Saunders shows that Walt Whitman's main theme in "Song of Myself" is an "ebullient celebration of key male sexual strategies," which he then expands into philosophical, political, and even spiritual dimensions. According to Saunders, the speaker in the poem "inhabits a wish-fulfilling environment that favors the expression of reproductive strategies evolutionarily advantageous to men" (61).

For evolutionary sexual strategies, Saunders draws from David Buss's The Evolution of Desire. The basic observation (made years earlier by Trivers) is that male mammals have an evolutionary advantage in producing as many offspring by as many females as possible. Females on the other hand, because they have at the very least to gestate the fetus, realize an evolutionary advantage if they chose the male with whom they reproduce carefully, whether to mate with physically superior males or to partner with males that are more likely to help them and their children. Saunders refers to this as the Bateman's Principle, with ardent males and choosy females.
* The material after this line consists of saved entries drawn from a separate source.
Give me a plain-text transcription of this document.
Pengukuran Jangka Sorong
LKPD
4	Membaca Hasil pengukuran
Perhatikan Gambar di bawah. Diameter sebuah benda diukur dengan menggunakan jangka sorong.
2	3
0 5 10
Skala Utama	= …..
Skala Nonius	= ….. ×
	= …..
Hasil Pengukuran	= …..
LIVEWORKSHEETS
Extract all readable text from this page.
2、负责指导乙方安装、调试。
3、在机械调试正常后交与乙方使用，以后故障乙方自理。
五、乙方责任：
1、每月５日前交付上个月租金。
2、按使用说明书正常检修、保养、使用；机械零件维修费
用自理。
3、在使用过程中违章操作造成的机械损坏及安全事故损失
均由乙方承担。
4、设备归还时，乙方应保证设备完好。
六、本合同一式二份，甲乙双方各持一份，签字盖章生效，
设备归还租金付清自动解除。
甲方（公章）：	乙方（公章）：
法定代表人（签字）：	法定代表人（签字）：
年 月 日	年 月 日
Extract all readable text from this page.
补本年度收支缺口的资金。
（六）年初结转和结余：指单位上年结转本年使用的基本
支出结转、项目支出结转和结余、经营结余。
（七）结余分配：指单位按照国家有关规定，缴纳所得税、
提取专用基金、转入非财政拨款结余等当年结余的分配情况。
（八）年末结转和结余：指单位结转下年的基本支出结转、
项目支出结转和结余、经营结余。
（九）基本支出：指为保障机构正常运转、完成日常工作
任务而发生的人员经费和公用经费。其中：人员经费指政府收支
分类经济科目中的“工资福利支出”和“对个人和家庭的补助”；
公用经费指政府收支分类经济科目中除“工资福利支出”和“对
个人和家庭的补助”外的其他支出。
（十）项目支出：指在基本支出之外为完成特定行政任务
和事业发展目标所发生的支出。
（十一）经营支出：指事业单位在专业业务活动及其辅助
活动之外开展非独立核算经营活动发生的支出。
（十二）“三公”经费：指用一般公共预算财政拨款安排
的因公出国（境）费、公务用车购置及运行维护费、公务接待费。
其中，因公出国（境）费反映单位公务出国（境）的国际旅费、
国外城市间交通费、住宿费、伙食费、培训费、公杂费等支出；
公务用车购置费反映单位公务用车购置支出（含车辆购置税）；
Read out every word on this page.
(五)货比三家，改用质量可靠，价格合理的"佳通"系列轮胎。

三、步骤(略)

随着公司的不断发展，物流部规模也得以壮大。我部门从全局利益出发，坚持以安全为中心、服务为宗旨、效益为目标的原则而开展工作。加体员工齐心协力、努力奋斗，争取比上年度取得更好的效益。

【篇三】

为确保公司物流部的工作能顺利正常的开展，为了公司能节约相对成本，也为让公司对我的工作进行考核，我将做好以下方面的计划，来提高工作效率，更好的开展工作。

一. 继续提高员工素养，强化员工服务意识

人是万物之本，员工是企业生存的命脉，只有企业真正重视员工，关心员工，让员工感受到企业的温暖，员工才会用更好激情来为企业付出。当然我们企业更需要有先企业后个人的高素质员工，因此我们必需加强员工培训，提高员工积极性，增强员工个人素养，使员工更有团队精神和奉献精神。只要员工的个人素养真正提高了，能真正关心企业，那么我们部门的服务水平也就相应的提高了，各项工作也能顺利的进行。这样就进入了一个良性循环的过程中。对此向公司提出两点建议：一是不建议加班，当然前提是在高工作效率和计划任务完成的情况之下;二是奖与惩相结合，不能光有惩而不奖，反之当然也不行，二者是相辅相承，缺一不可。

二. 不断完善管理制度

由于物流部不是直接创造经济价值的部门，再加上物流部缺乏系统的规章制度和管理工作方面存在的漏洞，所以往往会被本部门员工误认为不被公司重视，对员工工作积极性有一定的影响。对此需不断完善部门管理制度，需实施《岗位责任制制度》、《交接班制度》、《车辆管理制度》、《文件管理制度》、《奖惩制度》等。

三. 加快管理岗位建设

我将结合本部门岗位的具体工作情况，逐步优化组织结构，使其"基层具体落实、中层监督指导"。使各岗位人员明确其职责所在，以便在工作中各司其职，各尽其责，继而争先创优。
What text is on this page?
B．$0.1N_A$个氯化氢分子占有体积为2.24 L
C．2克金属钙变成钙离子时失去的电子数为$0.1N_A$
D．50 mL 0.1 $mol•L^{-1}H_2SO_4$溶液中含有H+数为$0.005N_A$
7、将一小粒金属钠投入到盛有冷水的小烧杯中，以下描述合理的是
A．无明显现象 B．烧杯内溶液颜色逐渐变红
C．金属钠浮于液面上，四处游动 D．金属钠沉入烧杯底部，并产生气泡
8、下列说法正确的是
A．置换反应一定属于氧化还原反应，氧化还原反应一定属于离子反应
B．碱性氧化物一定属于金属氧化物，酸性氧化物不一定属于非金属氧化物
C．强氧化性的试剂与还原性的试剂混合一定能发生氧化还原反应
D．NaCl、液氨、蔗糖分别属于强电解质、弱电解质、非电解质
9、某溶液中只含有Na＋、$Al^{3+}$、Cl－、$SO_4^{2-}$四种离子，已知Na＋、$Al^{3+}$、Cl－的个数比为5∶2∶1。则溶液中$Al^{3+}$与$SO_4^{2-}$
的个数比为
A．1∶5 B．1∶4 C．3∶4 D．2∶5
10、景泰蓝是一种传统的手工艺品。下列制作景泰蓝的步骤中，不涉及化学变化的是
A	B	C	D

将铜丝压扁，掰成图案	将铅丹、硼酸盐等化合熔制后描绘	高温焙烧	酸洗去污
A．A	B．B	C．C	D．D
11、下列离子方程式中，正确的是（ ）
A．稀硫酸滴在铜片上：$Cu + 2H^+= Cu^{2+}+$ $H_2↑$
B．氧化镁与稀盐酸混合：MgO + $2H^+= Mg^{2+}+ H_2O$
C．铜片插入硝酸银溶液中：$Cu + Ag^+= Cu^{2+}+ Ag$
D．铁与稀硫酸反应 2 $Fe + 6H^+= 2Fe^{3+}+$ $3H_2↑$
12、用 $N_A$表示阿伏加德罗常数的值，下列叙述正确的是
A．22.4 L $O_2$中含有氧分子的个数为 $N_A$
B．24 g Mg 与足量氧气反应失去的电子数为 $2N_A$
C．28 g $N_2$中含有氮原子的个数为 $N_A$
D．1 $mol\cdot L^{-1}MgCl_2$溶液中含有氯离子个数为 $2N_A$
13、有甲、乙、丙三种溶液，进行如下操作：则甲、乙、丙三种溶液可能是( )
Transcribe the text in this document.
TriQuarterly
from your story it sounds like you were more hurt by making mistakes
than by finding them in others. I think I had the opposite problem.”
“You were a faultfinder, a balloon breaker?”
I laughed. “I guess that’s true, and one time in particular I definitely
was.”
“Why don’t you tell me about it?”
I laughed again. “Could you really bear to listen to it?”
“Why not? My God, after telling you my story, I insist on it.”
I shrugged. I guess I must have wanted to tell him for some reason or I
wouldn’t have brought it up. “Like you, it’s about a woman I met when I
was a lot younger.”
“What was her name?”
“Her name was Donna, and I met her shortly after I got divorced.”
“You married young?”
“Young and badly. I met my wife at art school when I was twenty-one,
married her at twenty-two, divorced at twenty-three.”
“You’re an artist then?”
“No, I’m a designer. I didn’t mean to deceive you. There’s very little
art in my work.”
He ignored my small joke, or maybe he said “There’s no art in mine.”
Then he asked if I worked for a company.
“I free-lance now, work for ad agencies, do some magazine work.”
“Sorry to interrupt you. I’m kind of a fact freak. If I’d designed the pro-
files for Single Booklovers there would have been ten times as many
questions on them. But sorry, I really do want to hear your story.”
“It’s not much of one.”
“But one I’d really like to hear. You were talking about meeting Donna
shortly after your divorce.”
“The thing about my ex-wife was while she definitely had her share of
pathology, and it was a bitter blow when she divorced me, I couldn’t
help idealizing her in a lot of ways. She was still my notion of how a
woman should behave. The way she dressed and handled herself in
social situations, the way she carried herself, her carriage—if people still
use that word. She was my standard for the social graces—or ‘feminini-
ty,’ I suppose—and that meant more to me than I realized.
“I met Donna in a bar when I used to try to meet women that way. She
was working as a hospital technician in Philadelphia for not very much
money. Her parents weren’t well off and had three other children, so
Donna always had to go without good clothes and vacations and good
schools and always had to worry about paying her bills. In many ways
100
If you are wondering how Whitman was able to publish his poem dripping with sexual references in socially conservative 19th century America, he merged his sexuality with spirituality. Saunders quotes James Miller: "Like many writers before him, notably St. Theresa and John Donne, Whitman repeatedly borrows the language of physical passion to communicate the non-corporeal ecstasy of transcendent experience" (Saunders, 61). Saunders points out that Whitman "exploits the Transcendentalists' often reiterated metaphor of seeing or piercing through material phenomena in order to appreciate their spiritual essence" (Saunders, 65); however, Whitman uses that metaphor to give the poem's speaker license to see nude bodies beneath clothes, becoming, as Saunders says, "a Transcendentalist Peeping Tom."

Whitman unites his sexuality with both democratic political ideals and aesthetics. Saunders quotes Jimmie Killingsworth, "Determined to join with even the lowiest, he infuses the notion of egalitarian belonging with erotic fervor; he becomes the spokesman for a 'democratic sexual politics'" (Saunders, 61). Further, Whitman links artistic creativity with the erotic spreading of the male seed.

Saunders emphasizes that the sexual strategy of the poem is one of wish-fulfillment, unmoored from actual practical reproduction. "No demand for long-term investment is anticipated, no curtailment of sexual liberty." Far from being faced with demands for child-support, he has multitudes of clamoring suitors. "Even elemental forces desire the poem's speaker. The 'crooked inviting fingers' of the incoming tide 'refuse to go back without feeling' him (lines 449,450)" (Saunders, 68). The speaker also has no male competition for these eager mates. He even displaces a bridegroom on the wedding night without a struggle (Saunders, 69). Likewise, impotence and rejection are absent.

Saunders points out that the poem is primarily focused on male bodies and desires, with little reference to women. "The absence of any prurient interest in women's bodies may contribute, in fact, to readers' willingness to interpret the poet-speaker's ardor in spiritual and / political terms" (Saunders, 70-71). Some critics argue that his focus on men signals that his erotic spirituality is specifically homosexual. Saunders disagrees with that exclusivity in her essay's conclusion, "'Song of Myself' reassures men of any sexual orientation that their desires are wholesome and even admirable. Their erotic make-up is fully in tune with natural process and cosmic design: within the framework of Whitman's poem, male ardency enjoys political, aesthetic, and transcendent validation" (77).

I have nothing to add to Saunders' observations. In this case (and unlike the case of her work on Sherwood Anderson) the evolutionary interpretation by Saunders adds a valuable perspective to the understanding of Whitman's poem.